Aysel Ateş Abdullazade

Aysel Ateş Abdullazade

Bin kadın, kadın olmanın zorluğunu anlatıyor

Sevgili MedyaEge'ciler, merhaba! 

Bugün topluma kadını tanıtan bir projeden ve bu projede kadınsal içeriklerden, kadınların büyütülme tarzına bakıştan ve kodlanarak yetiştirilmesi gerçeğinden bahsetmek istedim. 

Türkiye'nin yaşam koçu Murat Çuhadar ve ekibinin Yaşama Dokunanlar Platformu kapsamında "Bin kadın Bir kitap" projesi yürütülüyor. Toplumda kendine yer açmış, zorluklardan geçmiş, kadın olarak yaşamanın verdiği mücadelede kazanan taraf olmuş kadınların hayat hikayesi okurlara aktarılıyor. Bu, hem kadınlara ilham kaynağı olmanın, hem de kadının toplumdaki yerinin geniş çapta gösterilmesi yolunda atılan bir adımdır. Bin kadının hayatına dokunmak, onların hayat hikayesini dinlemek ve bunu diğer kadınların okumasını sağlamak adına güçlü bir kadın ekibi çalışıyor. Projenin sayfa yazarları ile röportajlar yapılıyor. Bu ekipte ben de varım. Sayfa yazarları ile röportaj yapmak, onların hayat hikayesini dinlemek çok zevkli, ama üzücü yanları da var. 

Bir kadının sadece kadın olduğu için toplum tarafından gördüğü olumsuz tepkiler, okuması gerekirken kız olduğu için okuldan alınması, erken evliliğe maruz kalması, boşanmış bir kadın olduğu için ailesi tarafından kısıtlanması - bunların hepsini kadınlar yaşıyor. Sosyal medyada, eylemlerde kadına şiddete hayır diyoruz. Peki, bunlar da birer şiddet değil mi? Üstelik bu şiddet sadece erkek tarafından değil, anne, teyze, hala - yani bir kadın tarafından kadına yapılıyor. 

Kodlanarak büyütülen kız çocukları şimdi hayatını bu projede anlatan kadınlar olmuş. Eve belirli saatler dışında gelmesi yasaklanan kızların ağabeyleri o saat kuşağının dışında kalmış. Çünkü o bir erkek. Saatler bile kadınların aksine çalışır olmuş. 

Giyimine sınır koyulan kız çocukları, "kız çocuğu öyle giymez" tanımı ile büyütülmüş. 

Peki bu kodlanmalarla büyütülen kızlar şimdi birer anne oldukları bu zamanda kendi evlatlarını kodluyor mu?

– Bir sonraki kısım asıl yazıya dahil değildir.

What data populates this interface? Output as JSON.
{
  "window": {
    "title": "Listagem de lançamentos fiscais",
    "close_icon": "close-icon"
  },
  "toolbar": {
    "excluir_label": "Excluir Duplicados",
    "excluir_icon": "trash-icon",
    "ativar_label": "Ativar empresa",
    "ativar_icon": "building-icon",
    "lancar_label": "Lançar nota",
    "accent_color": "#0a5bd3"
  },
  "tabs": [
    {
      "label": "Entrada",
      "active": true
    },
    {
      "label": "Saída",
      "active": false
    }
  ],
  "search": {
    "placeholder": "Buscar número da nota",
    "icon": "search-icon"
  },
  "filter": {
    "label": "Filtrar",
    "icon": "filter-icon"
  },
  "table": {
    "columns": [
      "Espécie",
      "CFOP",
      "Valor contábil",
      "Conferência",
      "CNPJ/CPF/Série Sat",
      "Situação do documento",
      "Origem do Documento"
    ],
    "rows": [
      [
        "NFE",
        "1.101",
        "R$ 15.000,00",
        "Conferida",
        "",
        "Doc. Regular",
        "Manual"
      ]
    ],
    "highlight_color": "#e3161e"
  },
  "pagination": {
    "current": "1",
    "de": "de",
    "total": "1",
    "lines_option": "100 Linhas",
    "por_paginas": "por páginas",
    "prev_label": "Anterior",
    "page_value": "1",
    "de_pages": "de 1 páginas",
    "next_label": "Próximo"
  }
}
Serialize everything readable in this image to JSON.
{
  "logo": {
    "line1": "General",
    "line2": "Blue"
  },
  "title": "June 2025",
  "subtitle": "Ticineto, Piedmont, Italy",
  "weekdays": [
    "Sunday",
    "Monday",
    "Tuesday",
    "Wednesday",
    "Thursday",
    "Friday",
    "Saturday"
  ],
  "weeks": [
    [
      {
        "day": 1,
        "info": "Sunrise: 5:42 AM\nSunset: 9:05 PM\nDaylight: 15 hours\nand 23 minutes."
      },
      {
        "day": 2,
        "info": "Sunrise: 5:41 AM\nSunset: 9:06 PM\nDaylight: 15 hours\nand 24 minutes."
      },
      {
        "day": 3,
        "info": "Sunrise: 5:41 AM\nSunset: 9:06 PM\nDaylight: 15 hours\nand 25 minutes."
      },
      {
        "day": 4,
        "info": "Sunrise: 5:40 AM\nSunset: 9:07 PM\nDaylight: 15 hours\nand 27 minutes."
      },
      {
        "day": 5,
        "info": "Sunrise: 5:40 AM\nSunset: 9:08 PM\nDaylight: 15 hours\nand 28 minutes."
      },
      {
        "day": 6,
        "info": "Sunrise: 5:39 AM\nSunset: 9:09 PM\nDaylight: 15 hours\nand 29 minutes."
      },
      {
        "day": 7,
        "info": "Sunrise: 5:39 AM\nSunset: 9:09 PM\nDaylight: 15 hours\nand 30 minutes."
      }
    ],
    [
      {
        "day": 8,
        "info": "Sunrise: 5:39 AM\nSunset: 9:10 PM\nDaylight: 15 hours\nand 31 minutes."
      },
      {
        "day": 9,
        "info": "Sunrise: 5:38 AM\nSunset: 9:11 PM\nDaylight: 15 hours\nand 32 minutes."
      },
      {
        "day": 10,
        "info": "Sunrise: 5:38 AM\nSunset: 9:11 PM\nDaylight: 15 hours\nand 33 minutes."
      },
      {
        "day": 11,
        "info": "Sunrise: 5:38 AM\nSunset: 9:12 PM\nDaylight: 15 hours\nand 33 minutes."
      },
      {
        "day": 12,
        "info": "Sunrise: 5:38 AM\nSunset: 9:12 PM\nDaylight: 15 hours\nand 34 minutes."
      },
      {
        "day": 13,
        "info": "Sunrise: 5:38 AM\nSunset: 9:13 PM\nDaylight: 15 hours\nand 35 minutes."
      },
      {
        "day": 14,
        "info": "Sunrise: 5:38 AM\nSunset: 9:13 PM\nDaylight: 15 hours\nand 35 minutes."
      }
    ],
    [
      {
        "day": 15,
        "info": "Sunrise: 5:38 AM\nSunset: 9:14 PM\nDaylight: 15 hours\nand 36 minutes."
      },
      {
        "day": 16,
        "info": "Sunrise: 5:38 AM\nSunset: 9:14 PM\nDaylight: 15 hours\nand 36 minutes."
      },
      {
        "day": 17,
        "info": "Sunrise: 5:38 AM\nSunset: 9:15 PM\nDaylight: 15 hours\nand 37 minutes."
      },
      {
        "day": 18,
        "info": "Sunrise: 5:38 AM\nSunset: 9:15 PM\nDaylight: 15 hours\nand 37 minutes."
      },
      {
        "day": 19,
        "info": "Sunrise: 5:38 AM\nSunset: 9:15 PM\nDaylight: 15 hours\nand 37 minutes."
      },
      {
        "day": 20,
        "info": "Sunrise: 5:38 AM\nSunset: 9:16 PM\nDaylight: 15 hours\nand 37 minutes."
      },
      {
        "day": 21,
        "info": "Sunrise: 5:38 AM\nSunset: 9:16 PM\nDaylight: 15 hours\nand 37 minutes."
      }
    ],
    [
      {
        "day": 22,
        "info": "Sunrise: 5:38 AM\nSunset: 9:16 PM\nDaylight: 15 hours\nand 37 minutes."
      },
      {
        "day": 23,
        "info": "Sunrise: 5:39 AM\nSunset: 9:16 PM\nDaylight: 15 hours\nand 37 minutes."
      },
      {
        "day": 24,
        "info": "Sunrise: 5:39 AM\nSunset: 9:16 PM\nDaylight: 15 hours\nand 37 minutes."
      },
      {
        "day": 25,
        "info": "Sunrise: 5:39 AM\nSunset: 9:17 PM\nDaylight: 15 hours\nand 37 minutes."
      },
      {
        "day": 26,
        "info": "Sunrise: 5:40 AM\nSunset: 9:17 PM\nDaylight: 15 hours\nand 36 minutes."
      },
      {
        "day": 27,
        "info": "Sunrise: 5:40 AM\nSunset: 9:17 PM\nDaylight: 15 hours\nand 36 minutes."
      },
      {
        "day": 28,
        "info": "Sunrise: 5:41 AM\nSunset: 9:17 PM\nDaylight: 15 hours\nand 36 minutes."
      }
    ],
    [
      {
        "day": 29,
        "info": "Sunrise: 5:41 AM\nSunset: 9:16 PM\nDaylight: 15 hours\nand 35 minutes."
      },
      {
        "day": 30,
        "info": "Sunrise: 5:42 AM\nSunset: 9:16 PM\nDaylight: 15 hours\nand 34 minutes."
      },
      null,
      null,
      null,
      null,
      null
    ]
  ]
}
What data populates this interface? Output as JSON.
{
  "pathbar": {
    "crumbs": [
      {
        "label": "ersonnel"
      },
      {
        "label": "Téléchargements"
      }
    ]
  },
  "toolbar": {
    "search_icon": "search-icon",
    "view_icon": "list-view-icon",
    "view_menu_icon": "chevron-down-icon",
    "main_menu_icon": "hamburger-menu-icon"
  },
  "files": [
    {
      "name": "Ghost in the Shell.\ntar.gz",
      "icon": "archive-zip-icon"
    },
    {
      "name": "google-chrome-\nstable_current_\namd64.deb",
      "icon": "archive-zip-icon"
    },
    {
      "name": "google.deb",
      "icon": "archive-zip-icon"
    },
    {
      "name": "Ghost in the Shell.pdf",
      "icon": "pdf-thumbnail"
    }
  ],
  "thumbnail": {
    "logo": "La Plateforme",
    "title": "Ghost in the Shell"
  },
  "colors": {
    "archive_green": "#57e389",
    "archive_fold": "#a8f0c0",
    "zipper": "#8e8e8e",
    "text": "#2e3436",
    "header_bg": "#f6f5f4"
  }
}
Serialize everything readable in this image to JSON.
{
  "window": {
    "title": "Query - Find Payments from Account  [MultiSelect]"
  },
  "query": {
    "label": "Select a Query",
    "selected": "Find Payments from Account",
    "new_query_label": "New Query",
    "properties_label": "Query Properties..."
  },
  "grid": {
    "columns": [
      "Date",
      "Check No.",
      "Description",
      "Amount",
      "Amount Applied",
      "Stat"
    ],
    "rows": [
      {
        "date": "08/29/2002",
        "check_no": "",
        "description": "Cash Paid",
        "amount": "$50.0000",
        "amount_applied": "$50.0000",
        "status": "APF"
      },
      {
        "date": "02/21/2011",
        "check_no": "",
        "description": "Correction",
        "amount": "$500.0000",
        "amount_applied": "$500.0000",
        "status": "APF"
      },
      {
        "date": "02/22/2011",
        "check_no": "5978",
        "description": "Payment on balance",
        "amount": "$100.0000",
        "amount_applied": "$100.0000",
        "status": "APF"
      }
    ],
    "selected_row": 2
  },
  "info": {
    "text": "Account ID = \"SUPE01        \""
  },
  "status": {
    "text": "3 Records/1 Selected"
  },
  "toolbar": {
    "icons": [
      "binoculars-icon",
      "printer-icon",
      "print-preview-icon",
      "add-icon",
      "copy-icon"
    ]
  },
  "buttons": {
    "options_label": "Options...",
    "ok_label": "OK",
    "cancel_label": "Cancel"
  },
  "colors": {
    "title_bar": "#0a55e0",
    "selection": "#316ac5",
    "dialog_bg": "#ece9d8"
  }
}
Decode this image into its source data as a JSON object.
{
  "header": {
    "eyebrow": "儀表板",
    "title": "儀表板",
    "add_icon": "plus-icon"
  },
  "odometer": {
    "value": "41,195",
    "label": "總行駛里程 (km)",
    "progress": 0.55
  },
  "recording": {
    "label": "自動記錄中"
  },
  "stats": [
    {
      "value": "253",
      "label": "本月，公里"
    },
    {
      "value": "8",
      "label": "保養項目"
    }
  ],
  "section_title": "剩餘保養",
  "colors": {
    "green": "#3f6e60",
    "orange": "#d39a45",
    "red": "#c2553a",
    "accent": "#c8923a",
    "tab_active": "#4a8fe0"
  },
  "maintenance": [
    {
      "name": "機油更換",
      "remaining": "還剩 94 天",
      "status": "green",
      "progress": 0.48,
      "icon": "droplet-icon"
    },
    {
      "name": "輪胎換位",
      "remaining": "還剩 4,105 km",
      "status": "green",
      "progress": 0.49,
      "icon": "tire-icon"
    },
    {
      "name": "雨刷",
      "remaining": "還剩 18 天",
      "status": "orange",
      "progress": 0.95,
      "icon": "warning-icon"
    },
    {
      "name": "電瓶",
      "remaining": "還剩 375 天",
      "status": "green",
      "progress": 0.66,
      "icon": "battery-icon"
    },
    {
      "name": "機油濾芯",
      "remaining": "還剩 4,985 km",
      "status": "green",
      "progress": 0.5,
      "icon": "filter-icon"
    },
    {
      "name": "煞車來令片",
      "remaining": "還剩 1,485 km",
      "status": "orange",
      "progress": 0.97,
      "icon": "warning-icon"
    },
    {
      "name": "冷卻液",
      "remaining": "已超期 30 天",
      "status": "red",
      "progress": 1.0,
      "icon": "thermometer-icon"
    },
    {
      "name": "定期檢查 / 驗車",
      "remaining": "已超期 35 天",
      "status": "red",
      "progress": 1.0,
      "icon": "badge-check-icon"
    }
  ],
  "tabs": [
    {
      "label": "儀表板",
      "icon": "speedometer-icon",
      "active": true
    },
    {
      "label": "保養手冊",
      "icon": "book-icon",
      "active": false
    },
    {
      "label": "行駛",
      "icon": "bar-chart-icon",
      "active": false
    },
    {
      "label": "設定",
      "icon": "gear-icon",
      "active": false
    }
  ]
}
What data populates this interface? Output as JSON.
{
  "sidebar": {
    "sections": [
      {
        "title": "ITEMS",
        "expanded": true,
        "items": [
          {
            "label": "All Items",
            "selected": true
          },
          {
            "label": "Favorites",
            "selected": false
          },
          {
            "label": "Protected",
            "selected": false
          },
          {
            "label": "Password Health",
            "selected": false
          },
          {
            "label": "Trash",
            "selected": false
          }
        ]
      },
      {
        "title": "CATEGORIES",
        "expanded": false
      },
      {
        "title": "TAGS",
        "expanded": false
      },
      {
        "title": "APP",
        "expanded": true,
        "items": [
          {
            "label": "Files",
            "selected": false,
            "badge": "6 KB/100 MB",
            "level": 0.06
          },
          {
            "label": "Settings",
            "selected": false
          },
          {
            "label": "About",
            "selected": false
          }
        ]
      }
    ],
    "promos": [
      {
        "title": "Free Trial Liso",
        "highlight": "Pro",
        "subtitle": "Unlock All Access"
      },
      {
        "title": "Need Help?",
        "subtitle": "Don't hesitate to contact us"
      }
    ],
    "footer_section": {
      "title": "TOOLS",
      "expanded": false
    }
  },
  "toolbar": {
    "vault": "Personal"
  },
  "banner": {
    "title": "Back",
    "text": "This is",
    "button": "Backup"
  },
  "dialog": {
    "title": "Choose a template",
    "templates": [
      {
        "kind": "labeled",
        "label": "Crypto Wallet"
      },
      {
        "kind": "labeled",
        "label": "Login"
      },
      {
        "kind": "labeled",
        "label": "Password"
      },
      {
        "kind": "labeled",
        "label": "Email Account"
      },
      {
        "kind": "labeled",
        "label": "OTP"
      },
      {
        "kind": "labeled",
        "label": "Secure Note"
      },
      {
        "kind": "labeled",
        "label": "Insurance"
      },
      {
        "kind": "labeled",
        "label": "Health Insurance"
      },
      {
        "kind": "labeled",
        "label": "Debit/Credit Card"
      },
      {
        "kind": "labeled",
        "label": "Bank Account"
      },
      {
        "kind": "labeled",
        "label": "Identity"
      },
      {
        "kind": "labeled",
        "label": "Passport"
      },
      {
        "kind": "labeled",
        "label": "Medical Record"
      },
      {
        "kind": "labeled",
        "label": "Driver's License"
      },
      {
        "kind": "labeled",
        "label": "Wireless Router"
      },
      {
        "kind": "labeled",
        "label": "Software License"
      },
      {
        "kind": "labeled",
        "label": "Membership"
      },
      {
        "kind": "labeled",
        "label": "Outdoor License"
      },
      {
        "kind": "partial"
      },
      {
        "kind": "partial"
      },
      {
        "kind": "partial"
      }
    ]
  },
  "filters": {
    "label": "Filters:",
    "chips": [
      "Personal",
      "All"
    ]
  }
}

Bu soru ile hitap ettiğim kadınların hemen hemen hepsi aynı cevabı veriyor: "ben evladımı kodlandığım kodlarla büyütmüyorum. Onların özgür ruhlu olması, birey olabilmesi için çabalıyorum. Benim çocuklarım kendi kararlarını kendisi verecek bir şahıs olmalı ve ben tüm kararlarında onların destekçisi olacağım!" diyen anneleri gördükçe bir ışık sızıyor içimin en kuytu köşesine. 

Bu nesil ile birşeyler başaracağız diye düşünüyorum. Robotlaştırılarak büyütülen kızlar beyinlerini arındırmayı başarmış. Yeni nesil özgür, birey, şahıs olma yolunda ilerliyor. 

Giyimin, saatin, özgürlüğün kızlara sınırla verildiği bu yaşam devrinin tam bitmesine, yok olmasın az kaldı. Bunu biz yok edeceğiz ve bizim yetiştirdiğimiz evlatlarımız. 

Şimdiye kadar bilinçsiz şekilde kodlanmış anneler tarafından yetiştirilen kız çocukları artık bunun bilincinde olmaya başladı. Bir devrin daha sonuna geldik. Yeni bir devir başladı ve bu devir kadınları çok güzel yerlere taşıyacak. 

Bu projede sayfa yazarı olan kadınlarımızdan ilham alacak, güçlenecek ve kadının gücünün farkına varacaksınız! Unutmayın, biz kadınlar birlikte güçlüyüz!